APOE ε4 is widely considered a major risk factor for the development of AD [41]. Previous studies have reported that APOE ε4 status increases the performance of plasma Aβ42/Aβ40 to predict brain Aβ status [20, 42]. In this study, we observed a slight numerical increase in the performance of the plasma Aβ42/Aβ40 ratio on incorporating the APOE ε4 status; however, this was not significantly different, suggesting that our assay may have high performance, possibly even without including APOE ε4 status.

The Centiloid method, a standardized quantitative measurement scale, enables comparisons across different amyloid PET probes and sites on the same scale. In light of these advantages, other research groups recently calculated the CL and assessed the performance of blood-based biomarkers for assessing amyloid PET status [22, 43,44,45]. In this study, we measured samples obtained from multiple sites using three different PET probes. We calculated the CL and evaluated the performance of plasma Aβ42/Aβ40 to predict amyloid PET status as determined by the CL cutoff. Our plasma Aβ42/Aβ40 ratio had high accuracy in predicting amyloid PET status as determined by CL cutoff, with AUCs of 0.932 and 0.922 in the discovery and validation studies, respectively.

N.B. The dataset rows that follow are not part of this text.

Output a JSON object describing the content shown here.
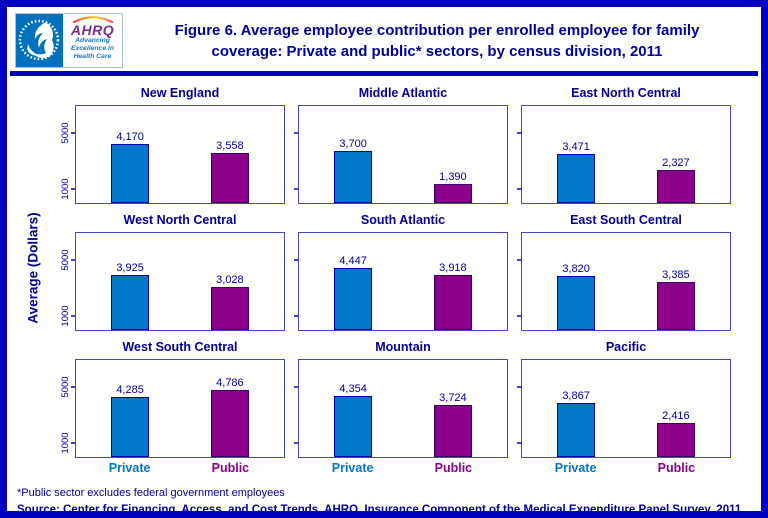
{
  "header": {
    "logo": {
      "ahrq_text": "AHRQ",
      "tagline_lines": [
        "Advancing",
        "Excellence in",
        "Health Care"
      ]
    },
    "title": "Figure 6. Average employee contribution per enrolled employee for family coverage: Private and public* sectors, by census division, 2011"
  },
  "chart_data": {
    "type": "bar",
    "title": "Figure 6. Average employee contribution per enrolled employee for family coverage: Private and public* sectors, by census division, 2011",
    "ylabel": "Average (Dollars)",
    "yticks": [
      1000,
      5000
    ],
    "ylim": [
      0,
      6900
    ],
    "grid": false,
    "layout": "3x3 small multiples by census division; y tick labels only on left column; x labels only on bottom row",
    "series_labels": [
      "Private",
      "Public"
    ],
    "colors": {
      "private_bar": "#0077C8",
      "public_bar": "#8B008B",
      "navy_text": "#000099",
      "frame_border": "#0000BE"
    },
    "categories": [
      "New England",
      "Middle Atlantic",
      "East North Central",
      "West North Central",
      "South Atlantic",
      "East South Central",
      "West South Central",
      "Mountain",
      "Pacific"
    ],
    "series": [
      {
        "name": "Private",
        "values": [
          4170,
          3700,
          3471,
          3925,
          4447,
          3820,
          4285,
          4354,
          3867
        ]
      },
      {
        "name": "Public",
        "values": [
          3558,
          1390,
          2327,
          3028,
          3918,
          3385,
          4786,
          3724,
          2416
        ]
      }
    ],
    "divisions": [
      {
        "name": "New England",
        "private": 4170,
        "private_label": "4,170",
        "public": 3558,
        "public_label": "3,558"
      },
      {
        "name": "Middle Atlantic",
        "private": 3700,
        "private_label": "3,700",
        "public": 1390,
        "public_label": "1,390"
      },
      {
        "name": "East North Central",
        "private": 3471,
        "private_label": "3,471",
        "public": 2327,
        "public_label": "2,327"
      },
      {
        "name": "West North Central",
        "private": 3925,
        "private_label": "3,925",
        "public": 3028,
        "public_label": "3,028"
      },
      {
        "name": "South Atlantic",
        "private": 4447,
        "private_label": "4,447",
        "public": 3918,
        "public_label": "3,918"
      },
      {
        "name": "East South Central",
        "private": 3820,
        "private_label": "3,820",
        "public": 3385,
        "public_label": "3,385"
      },
      {
        "name": "West South Central",
        "private": 4285,
        "private_label": "4,285",
        "public": 4786,
        "public_label": "4,786"
      },
      {
        "name": "Mountain",
        "private": 4354,
        "private_label": "4,354",
        "public": 3724,
        "public_label": "3,724"
      },
      {
        "name": "Pacific",
        "private": 3867,
        "private_label": "3,867",
        "public": 2416,
        "public_label": "2,416"
      }
    ]
  },
  "footer": {
    "footnote": "*Public sector excludes federal government employees",
    "source": "Source: Center for Financing, Access, and Cost Trends, AHRQ, Insurance Component of the Medical Expenditure Panel Survey, 2011"
  }
}
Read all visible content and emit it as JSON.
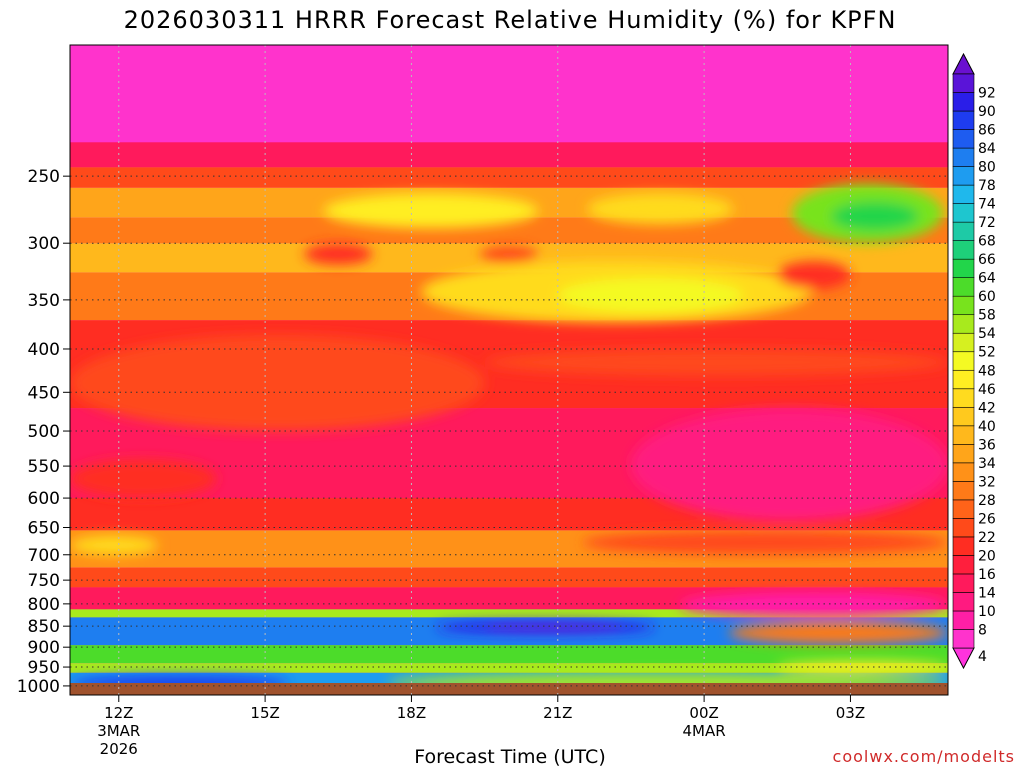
{
  "chart_data": {
    "type": "heatmap",
    "title": "2026030311 HRRR Forecast Relative Humidity (%) for KPFN",
    "xlabel": "Forecast Time (UTC)",
    "credit": "coolwx.com/modelts",
    "x_ticks": [
      {
        "label": "12Z",
        "sub": [
          "3MAR",
          "2026"
        ]
      },
      {
        "label": "15Z",
        "sub": []
      },
      {
        "label": "18Z",
        "sub": []
      },
      {
        "label": "21Z",
        "sub": []
      },
      {
        "label": "00Z",
        "sub": [
          "4MAR"
        ]
      },
      {
        "label": "03Z",
        "sub": []
      }
    ],
    "x_hours": [
      0,
      3,
      6,
      9,
      12,
      15
    ],
    "x_range_hours": [
      -1,
      17
    ],
    "y_ticks": [
      "250",
      "300",
      "350",
      "400",
      "450",
      "500",
      "550",
      "600",
      "650",
      "700",
      "750",
      "800",
      "850",
      "900",
      "950",
      "1000"
    ],
    "y_values": [
      250,
      300,
      350,
      400,
      450,
      500,
      550,
      600,
      650,
      700,
      750,
      800,
      850,
      900,
      950,
      1000
    ],
    "y_range_hpa": [
      175,
      1025
    ],
    "y_scale": "log",
    "colorbar": {
      "levels": [
        4,
        8,
        10,
        14,
        16,
        20,
        22,
        26,
        28,
        32,
        34,
        36,
        40,
        42,
        46,
        48,
        52,
        54,
        58,
        60,
        64,
        66,
        68,
        72,
        74,
        78,
        80,
        84,
        86,
        90,
        92
      ],
      "colors": [
        "#ff33cc",
        "#ff1fa6",
        "#ff1a80",
        "#ff1a5c",
        "#ff1f3d",
        "#ff2d22",
        "#ff4a1a",
        "#ff6319",
        "#ff7a18",
        "#ff9118",
        "#ffa51a",
        "#ffb81c",
        "#ffc91e",
        "#ffdb1f",
        "#ffee22",
        "#f4fa23",
        "#d6f020",
        "#a8ea1d",
        "#78e31d",
        "#4cdc2a",
        "#22d54a",
        "#1ed07a",
        "#1ecaa6",
        "#1ec6cf",
        "#1fb8ec",
        "#1e9cf0",
        "#1e7ef0",
        "#1e5cf0",
        "#1e3cf0",
        "#2a1ee8",
        "#5a14d8"
      ],
      "above_color": "#6a10d0",
      "below_color": "#ff33dd"
    },
    "bands": [
      {
        "p_top": 175,
        "p_bot": 228,
        "rh": 5
      },
      {
        "p_top": 228,
        "p_bot": 244,
        "rh": 15
      },
      {
        "p_top": 244,
        "p_bot": 258,
        "rh": 22
      },
      {
        "p_top": 258,
        "p_bot": 280,
        "rh": 35
      },
      {
        "p_top": 280,
        "p_bot": 300,
        "rh": 30
      },
      {
        "p_top": 300,
        "p_bot": 325,
        "rh": 36
      },
      {
        "p_top": 325,
        "p_bot": 370,
        "rh": 30
      },
      {
        "p_top": 370,
        "p_bot": 470,
        "rh": 21
      },
      {
        "p_top": 470,
        "p_bot": 600,
        "rh": 15
      },
      {
        "p_top": 600,
        "p_bot": 655,
        "rh": 21
      },
      {
        "p_top": 655,
        "p_bot": 725,
        "rh": 32
      },
      {
        "p_top": 725,
        "p_bot": 765,
        "rh": 22
      },
      {
        "p_top": 765,
        "p_bot": 812,
        "rh": 15
      },
      {
        "p_top": 812,
        "p_bot": 830,
        "rh": 55
      },
      {
        "p_top": 830,
        "p_bot": 895,
        "rh": 80
      },
      {
        "p_top": 895,
        "p_bot": 940,
        "rh": 62
      },
      {
        "p_top": 940,
        "p_bot": 965,
        "rh": 56
      },
      {
        "p_top": 965,
        "p_bot": 1015,
        "rh": 78
      }
    ],
    "features": [
      {
        "t0": 4.2,
        "t1": 8.6,
        "p_top": 262,
        "p_bot": 288,
        "rh": 46
      },
      {
        "t0": 9.6,
        "t1": 12.6,
        "p_top": 262,
        "p_bot": 285,
        "rh": 44
      },
      {
        "t0": 13.8,
        "t1": 16.9,
        "p_top": 255,
        "p_bot": 300,
        "rh": 58
      },
      {
        "t0": 14.6,
        "t1": 16.4,
        "p_top": 268,
        "p_bot": 290,
        "rh": 64
      },
      {
        "t0": 6.2,
        "t1": 14.2,
        "p_top": 315,
        "p_bot": 372,
        "rh": 44
      },
      {
        "t0": 9.0,
        "t1": 12.8,
        "p_top": 330,
        "p_bot": 362,
        "rh": 48
      },
      {
        "t0": 3.8,
        "t1": 5.2,
        "p_top": 300,
        "p_bot": 318,
        "rh": 20
      },
      {
        "t0": 7.4,
        "t1": 8.6,
        "p_top": 302,
        "p_bot": 316,
        "rh": 22
      },
      {
        "t0": 13.5,
        "t1": 15.0,
        "p_top": 315,
        "p_bot": 340,
        "rh": 20
      },
      {
        "t0": -1,
        "t1": 7.5,
        "p_top": 385,
        "p_bot": 500,
        "rh": 25
      },
      {
        "t0": 7.5,
        "t1": 17,
        "p_top": 400,
        "p_bot": 430,
        "rh": 25
      },
      {
        "t0": -1,
        "t1": 2.0,
        "p_top": 540,
        "p_bot": 600,
        "rh": 20
      },
      {
        "t0": 10.5,
        "t1": 17,
        "p_top": 470,
        "p_bot": 640,
        "rh": 10
      },
      {
        "t0": -1,
        "t1": 0.8,
        "p_top": 665,
        "p_bot": 700,
        "rh": 42
      },
      {
        "t0": 9.5,
        "t1": 17,
        "p_top": 655,
        "p_bot": 700,
        "rh": 24
      },
      {
        "t0": 11.5,
        "t1": 17,
        "p_top": 775,
        "p_bot": 830,
        "rh": 8
      },
      {
        "t0": 6.5,
        "t1": 11.0,
        "p_top": 838,
        "p_bot": 868,
        "rh": 90
      },
      {
        "t0": 7.5,
        "t1": 10.3,
        "p_top": 842,
        "p_bot": 862,
        "rh": 92
      },
      {
        "t0": 12.5,
        "t1": 17,
        "p_top": 840,
        "p_bot": 892,
        "rh": 28
      },
      {
        "t0": 13.5,
        "t1": 17,
        "p_top": 935,
        "p_bot": 962,
        "rh": 46
      },
      {
        "t0": 5.5,
        "t1": 17,
        "p_top": 965,
        "p_bot": 1015,
        "rh": 55
      },
      {
        "t0": -1,
        "t1": 3.5,
        "p_top": 972,
        "p_bot": 1012,
        "rh": 86
      }
    ]
  }
}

We also confirmed a significant correlation between plasma Aβ42/Aβ40 and CL. The amyloid PET CL value reflects the total amount of Aβ in the brain, indicating that our plasma assays may reflect this amount.

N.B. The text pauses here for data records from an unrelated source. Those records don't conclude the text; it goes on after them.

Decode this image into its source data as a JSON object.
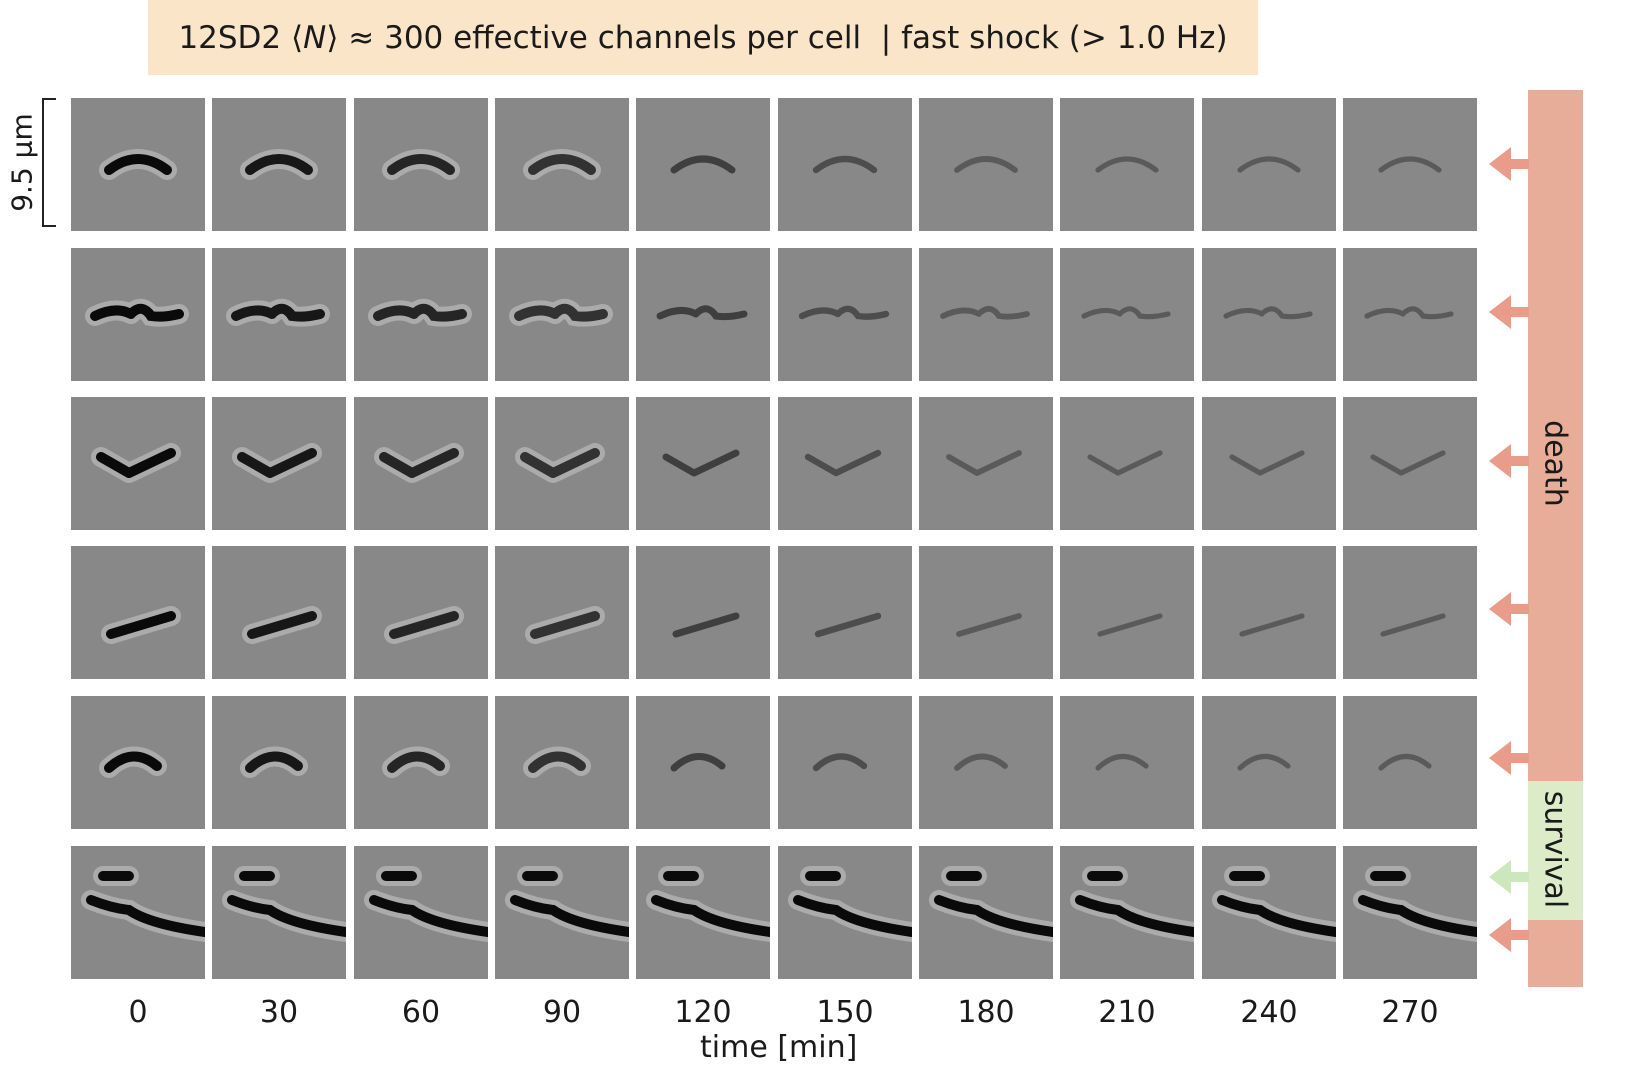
{
  "title": {
    "prefix": "12SD2 ⟨",
    "N": "N",
    "middle": "⟩ ≈ 300 effective channels per cell",
    "separator": "|",
    "suffix": "fast shock (> 1.0 Hz)"
  },
  "scale_bar": {
    "label": "9.5 µm"
  },
  "time_axis": {
    "label": "time [min]",
    "ticks": [
      "0",
      "30",
      "60",
      "90",
      "120",
      "150",
      "180",
      "210",
      "240",
      "270"
    ]
  },
  "cell_rows": [
    {
      "id": 1,
      "fate": "death"
    },
    {
      "id": 2,
      "fate": "death"
    },
    {
      "id": 3,
      "fate": "death"
    },
    {
      "id": 4,
      "fate": "death"
    },
    {
      "id": 5,
      "fate": "death"
    },
    {
      "id": 6,
      "fate": "survival"
    },
    {
      "id": 7,
      "fate": "death"
    }
  ],
  "fate_labels": {
    "death": "death",
    "survival": "survival"
  },
  "colors": {
    "death": "#e8ad99",
    "survival": "#dcebc8",
    "death_arrow": "#ea9c8a",
    "survival_arrow": "#cde7bd",
    "banner": "#fbe5c8",
    "tile_background": "#888888"
  }
}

However, we observed a number of disagreements between the plasma Aβ42/Aβ40 and CL results. These disagreements were mostly observed in the bottom-left area of Fig. 3, corresponding to the plasma Aβ42/Aβ40-positive and CL-negative cases. These disagreements have been reported by other groups and represent participants who have an increased risk of conversion to amyloid PET-positivity [22], potentially highlighting that our plasma assays may detect Aβ pathology earlier than would PET imaging.

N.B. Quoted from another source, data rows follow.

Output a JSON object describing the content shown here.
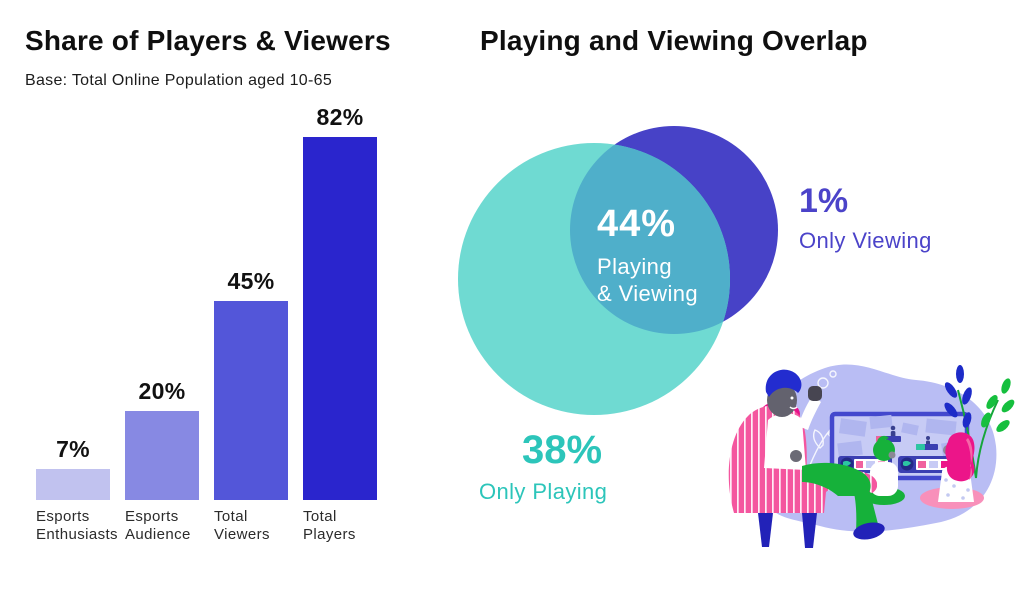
{
  "left_chart": {
    "title": "Share of Players & Viewers",
    "subtitle": "Base: Total Online Population aged 10-65",
    "bars": [
      {
        "label_line1": "Esports",
        "label_line2": "Enthusiasts",
        "value": 7,
        "value_label": "7%",
        "color": "#c1c2ef"
      },
      {
        "label_line1": "Esports",
        "label_line2": "Audience",
        "value": 20,
        "value_label": "20%",
        "color": "#8789e3"
      },
      {
        "label_line1": "Total",
        "label_line2": "Viewers",
        "value": 45,
        "value_label": "45%",
        "color": "#5356d9"
      },
      {
        "label_line1": "Total",
        "label_line2": "Players",
        "value": 82,
        "value_label": "82%",
        "color": "#2a25cd"
      }
    ]
  },
  "right_chart": {
    "title": "Playing and Viewing Overlap",
    "venn": {
      "overlap_pct": "44%",
      "overlap_label_line1": "Playing",
      "overlap_label_line2": "& Viewing",
      "only_viewing_pct": "1%",
      "only_viewing_label": "Only Viewing",
      "only_playing_pct": "38%",
      "only_playing_label": "Only Playing",
      "playing_circle_color": "#6fdad2",
      "viewing_circle_color": "#4742c7",
      "overlap_color": "#4fafca",
      "overlap_text_color": "#ffffff",
      "only_viewing_text_color": "#4b43c9",
      "only_playing_text_color": "#2cc5ba"
    }
  },
  "chart_data": [
    {
      "type": "bar",
      "title": "Share of Players & Viewers",
      "subtitle": "Base: Total Online Population aged 10-65",
      "categories": [
        "Esports Enthusiasts",
        "Esports Audience",
        "Total Viewers",
        "Total Players"
      ],
      "values": [
        7,
        20,
        45,
        82
      ],
      "unit": "%",
      "ylim": [
        0,
        100
      ],
      "grid": false,
      "data_labels": [
        "7%",
        "20%",
        "45%",
        "82%"
      ],
      "bar_colors": [
        "#c1c2ef",
        "#8789e3",
        "#5356d9",
        "#2a25cd"
      ]
    },
    {
      "type": "venn",
      "title": "Playing and Viewing Overlap",
      "sets": [
        {
          "name": "Playing",
          "color": "#6fdad2",
          "only_value_pct": 38,
          "only_label": "Only Playing"
        },
        {
          "name": "Viewing",
          "color": "#4742c7",
          "only_value_pct": 1,
          "only_label": "Only Viewing"
        }
      ],
      "intersection": {
        "name": "Playing & Viewing",
        "value_pct": 44,
        "color": "#4fafca"
      }
    }
  ]
}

In light of the first potential disease-modifying treatment for AD becoming available in the USA, confirming Aβ pathology in patients is becoming increasingly important. Given that the current targets of these drugs are patients with early AD, our immunoassay system could enable the confirmation of brain Aβ status and may facilitate access to treatment for appropriate patients.

Limitations

This study was limited in that, although the two sample sets for the discovery and validation studies were completely independent, they were derived from the same clinical program. Moreover, the discovery and validation studies were conducted in a population with a clinical diagnosis of MCI due to AD or mild AD. These results should be confirmed in different cohorts with more diverse populations, including cognitively unimpaired subjects, racially diverse populations, participants with other neurodegenerative diseases, and real-world, non-clinical trial populations.

Conclusion

In conclusion, we developed a fully automated plasma Aβ immunoassay that can predict brain Aβ status with high accuracy. Since aducanumab has already been approved in the US, and since Biologics License Applications submissions of other potential anti-Aβ antibodies have already been initiated, more widely available tests to confirm brain Aβ deposition that are less expensive, less invasive, and easily accessible would reduce the burden on patients and health care providers. Further clinical research using different samples is required. However, this assay may have the potential to fundamentally contribute to the pathophysiological diagnosis of AD in clinical practice.